Dmitry, why do you not use something like Variants instead of static-typed clusters to make reusable config-storage components?  


Good question 🙂 As a SW Developer, I grew up using programming languages with strong static (i.e .compile-time) type checking. It takes less effort/time to deal with compile-time errors compared to runtime errors. Improperly handling Variant data results in runtime errors. But its even worst - Variants do not force programmers to properly perform run-time error handling.

 


Those arguments may have merit generally, but it's hard to see their application to configuration storage, where the job of the storage component is to save and recover whatever data structure was provided to it, without using or applying any checks to it.  What compile-time error could actually happen?  And your component has to convert your strong-typed LabVIEW types to some weak-typed storage format at some point in order to save it, so you are exposed to run time errors there.

 

Personally, I have all components return config info already converted to JSON, so the configuration storage code doesn't even have to do any conversion operation on the data.  All conversion is done inside the component itself.  Here one uses Strong typing, and this is the best place to actually deal with run-time errors.

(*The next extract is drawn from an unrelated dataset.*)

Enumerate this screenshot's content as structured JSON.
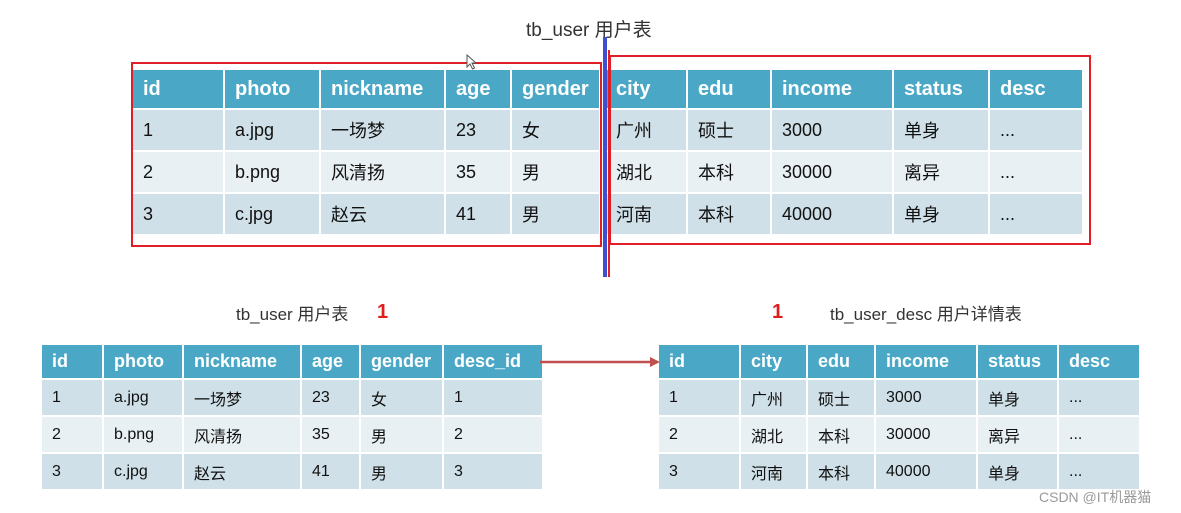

I know that this is getting a little off topic, but despite that if you guys would like to continue discussing I'm sure that I'll learn something from watching you two continue this discussion. 

 

(One of the items that I've developed in the past is how to load a SQL/SQLite database recordset into LabVIEW. At the moment, my idea was LabVIEW variant attributes. To make the code separate from the structure of the database, so far I've been using database variants -- with their associated runtime errors.)